Redis-backed, phantomjs-based web crawler
A companion to Oliver the crawler, who crawls all over.
- phantom.js
- kanzure phantomjs resque implementation (https://gist.github.com/kanzure/80badcf6c66c7a3d8d8e)
- jquery.js (could be factored out, only using $.ajax)
- webdis https://github.com/nicolasff/webdis
- redis
-
customize timeouts, retries, UA, image loading...
-
blacklisting functionality
- save off a pending main-brower-window request each time it happens
- checking against a don't-need-to-load-this blacklist
- request.abort() and save the abort reason in
a_page
-
blacklist using request.abort()
- heavy hitters (fb, google, youtube)
- css
-
add a pending queue and pending queue watcher to detect load failures
-
LRU of recently visited pages
-
put all workers behind squid
-
modify javascript for 'taint tracking' using onResourceRequested and networkRequest.changeUrl()
Transfer-encoding: chunked
responses might be lost if not terminated properly- The browser still looks very fake.
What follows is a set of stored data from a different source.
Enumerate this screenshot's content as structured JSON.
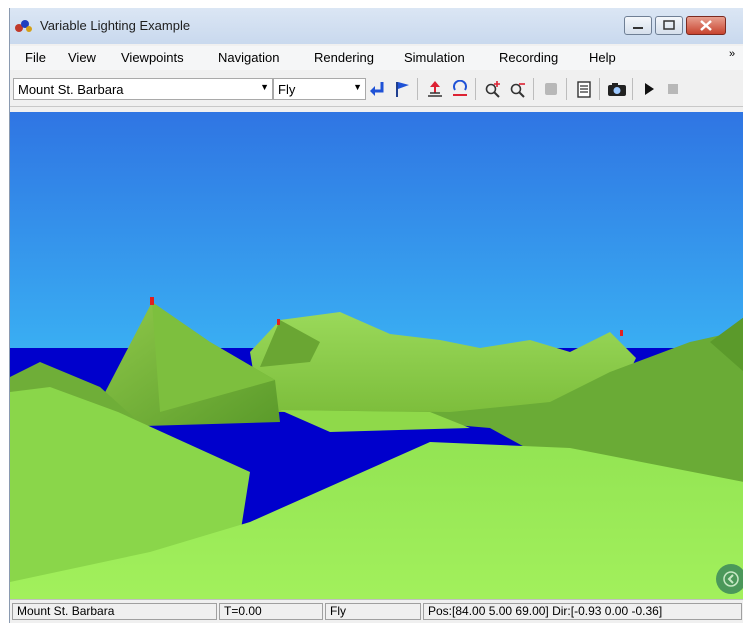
{
  "window": {
    "title": "Variable Lighting Example"
  },
  "menu": [
    "File",
    "View",
    "Viewpoints",
    "Navigation",
    "Rendering",
    "Simulation",
    "Recording",
    "Help"
  ],
  "toolbar": {
    "viewpoint": "Mount St. Barbara",
    "nav_mode": "Fly"
  },
  "status": {
    "viewpoint": "Mount St. Barbara",
    "time": "T=0.00",
    "mode": "Fly",
    "pos": "Pos:[84.00 5.00 69.00] Dir:[-0.93 0.00 -0.36]"
  },
  "colors": {
    "sky_top": "#2f75e3",
    "sky_bottom": "#50e4ff",
    "water": "#0000cc",
    "terrain": "#8fd94a"
  },
  "icons": [
    "undo-arrow-icon",
    "flag-icon",
    "go-up-icon",
    "straighten-icon",
    "zoom-in-icon",
    "zoom-out-icon",
    "record-icon",
    "clipboard-icon",
    "camera-icon",
    "play-icon",
    "stop-icon"
  ]
}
For this to be more useful, it will need to pass plugindetect.js looking like a real browser. This is future work. Pull requests encouraged!
the python scripts form a companion that can fill the request queue with a subset of the alexa top 1m, and then drain it to the temp directory for inspection. If you want to use AD, you should rewire these scripts to source and sink your URLs/results in a fashion that meets your needs.
For a quick demo, you will need webdis running on localhost.
To load N (default 100) URLs from the alexa top 1m, run:
python url_source.py N
Then, you can either fire up one worker with
phantomjs url_worker.js
Or N workers (defaults to 25)
./launch.sh N
They will begin visiting URLs and putting their results in the result queue.
To drain the result queue into DIR (default: /tmp/), run:
python result_sink.py DIR
If all goes well, your visited URLs will start showing up in that directory as
domout-$(MD5_of_URL)
which contains the redirchain, url name, visit
timestamp, and first 100 characters of the dom, and domout-$(MD5_of_URL).png
which contains the rendered page with no images loaded.